Albert Henry Vestal

Albert Henry Vestal (* January 18, 1875 in Frankton, Madison County, Indiana, † April 1, 1932 in Washington DC ) was an American politician. Between 1917 and 1932 he represented the State of Indiana in the U.S. House of Representatives.

Career

Albert Vestal attended the public schools of his home and then the Indiana State Normal School in Terre Haute. He then worked for several years as a teacher. After studying law at Valparaiso University and its made ​​in 1896 admitted to the bar he began in Anderson to work in this profession. Between 1900 and 1906 he was a prosecutor in the 50th Judicial District of the State of.

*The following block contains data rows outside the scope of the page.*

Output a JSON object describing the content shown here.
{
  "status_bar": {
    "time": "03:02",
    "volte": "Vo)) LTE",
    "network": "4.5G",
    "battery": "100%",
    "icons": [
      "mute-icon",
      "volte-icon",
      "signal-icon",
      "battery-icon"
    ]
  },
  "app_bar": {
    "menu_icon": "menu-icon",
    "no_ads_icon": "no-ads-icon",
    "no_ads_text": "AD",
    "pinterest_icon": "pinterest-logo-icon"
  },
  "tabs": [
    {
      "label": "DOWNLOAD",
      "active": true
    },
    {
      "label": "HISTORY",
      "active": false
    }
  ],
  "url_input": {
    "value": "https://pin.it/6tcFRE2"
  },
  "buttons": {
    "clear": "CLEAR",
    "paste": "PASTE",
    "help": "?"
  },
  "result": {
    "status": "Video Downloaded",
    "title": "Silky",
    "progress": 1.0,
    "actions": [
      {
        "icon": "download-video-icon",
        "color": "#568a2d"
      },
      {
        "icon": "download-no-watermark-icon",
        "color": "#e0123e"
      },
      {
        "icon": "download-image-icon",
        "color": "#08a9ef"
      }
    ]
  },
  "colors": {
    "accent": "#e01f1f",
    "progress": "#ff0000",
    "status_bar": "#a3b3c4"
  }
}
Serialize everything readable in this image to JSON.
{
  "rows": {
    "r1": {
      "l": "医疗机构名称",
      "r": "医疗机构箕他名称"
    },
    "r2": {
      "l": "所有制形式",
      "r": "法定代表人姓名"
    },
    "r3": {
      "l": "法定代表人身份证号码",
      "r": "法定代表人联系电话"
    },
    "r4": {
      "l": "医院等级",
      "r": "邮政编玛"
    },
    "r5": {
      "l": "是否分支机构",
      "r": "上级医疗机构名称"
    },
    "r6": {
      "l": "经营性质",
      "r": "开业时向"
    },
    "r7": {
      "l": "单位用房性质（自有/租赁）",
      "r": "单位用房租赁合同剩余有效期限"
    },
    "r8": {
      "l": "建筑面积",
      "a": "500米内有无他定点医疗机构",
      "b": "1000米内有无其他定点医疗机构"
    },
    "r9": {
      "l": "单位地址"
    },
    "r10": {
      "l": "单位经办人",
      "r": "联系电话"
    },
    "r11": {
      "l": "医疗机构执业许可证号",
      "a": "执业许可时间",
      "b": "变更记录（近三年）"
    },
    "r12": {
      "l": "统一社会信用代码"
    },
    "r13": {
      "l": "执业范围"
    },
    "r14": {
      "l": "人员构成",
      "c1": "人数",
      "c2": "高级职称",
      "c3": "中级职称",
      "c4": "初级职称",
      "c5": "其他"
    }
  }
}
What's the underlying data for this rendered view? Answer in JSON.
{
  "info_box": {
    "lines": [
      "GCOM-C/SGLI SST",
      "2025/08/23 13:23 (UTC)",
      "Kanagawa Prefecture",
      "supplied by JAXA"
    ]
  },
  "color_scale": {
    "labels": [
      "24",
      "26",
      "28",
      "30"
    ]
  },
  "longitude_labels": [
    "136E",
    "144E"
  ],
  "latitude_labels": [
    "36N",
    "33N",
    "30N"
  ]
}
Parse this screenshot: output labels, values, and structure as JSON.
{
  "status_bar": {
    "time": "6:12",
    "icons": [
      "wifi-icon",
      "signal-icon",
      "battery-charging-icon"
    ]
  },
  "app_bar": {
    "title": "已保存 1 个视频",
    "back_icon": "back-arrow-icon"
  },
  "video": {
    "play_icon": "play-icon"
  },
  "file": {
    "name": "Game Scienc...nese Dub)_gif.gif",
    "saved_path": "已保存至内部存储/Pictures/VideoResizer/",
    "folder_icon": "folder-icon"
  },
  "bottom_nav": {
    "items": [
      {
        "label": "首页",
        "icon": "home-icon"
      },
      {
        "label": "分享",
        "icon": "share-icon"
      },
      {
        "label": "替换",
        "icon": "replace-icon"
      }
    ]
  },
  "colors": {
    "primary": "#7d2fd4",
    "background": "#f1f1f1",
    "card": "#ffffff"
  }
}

Politically, Vestal member of the Republican Party. In 1908, he unsuccessfully sought the nomination of his party for the congressional elections; in 1914 he ran again unsuccessfully for this body. In the congressional elections of 1916 Vestal but was chosen in the eighth electoral district of Indiana in the U.S. House of Representatives in Washington, where he became the successor of John Adair on 4 March 1917. After seven elections he could remain until his death on April 1, 1932 at the Congress.

In Vestals time as congressman of the First World War and since 1929 the world economic crisis fell. At that time also the 18th and the 19th Amendment to the Constitution ratified. It was about the Prohibition Act and the nationwide introduction of women's suffrage. Between 1919 and 1925 Albert Vestal was chairman of the Committee of Weights and Measures; 1925-1931 he headed the Patent Committee. After his death, his parliamentary seat fell to John W. Boehne.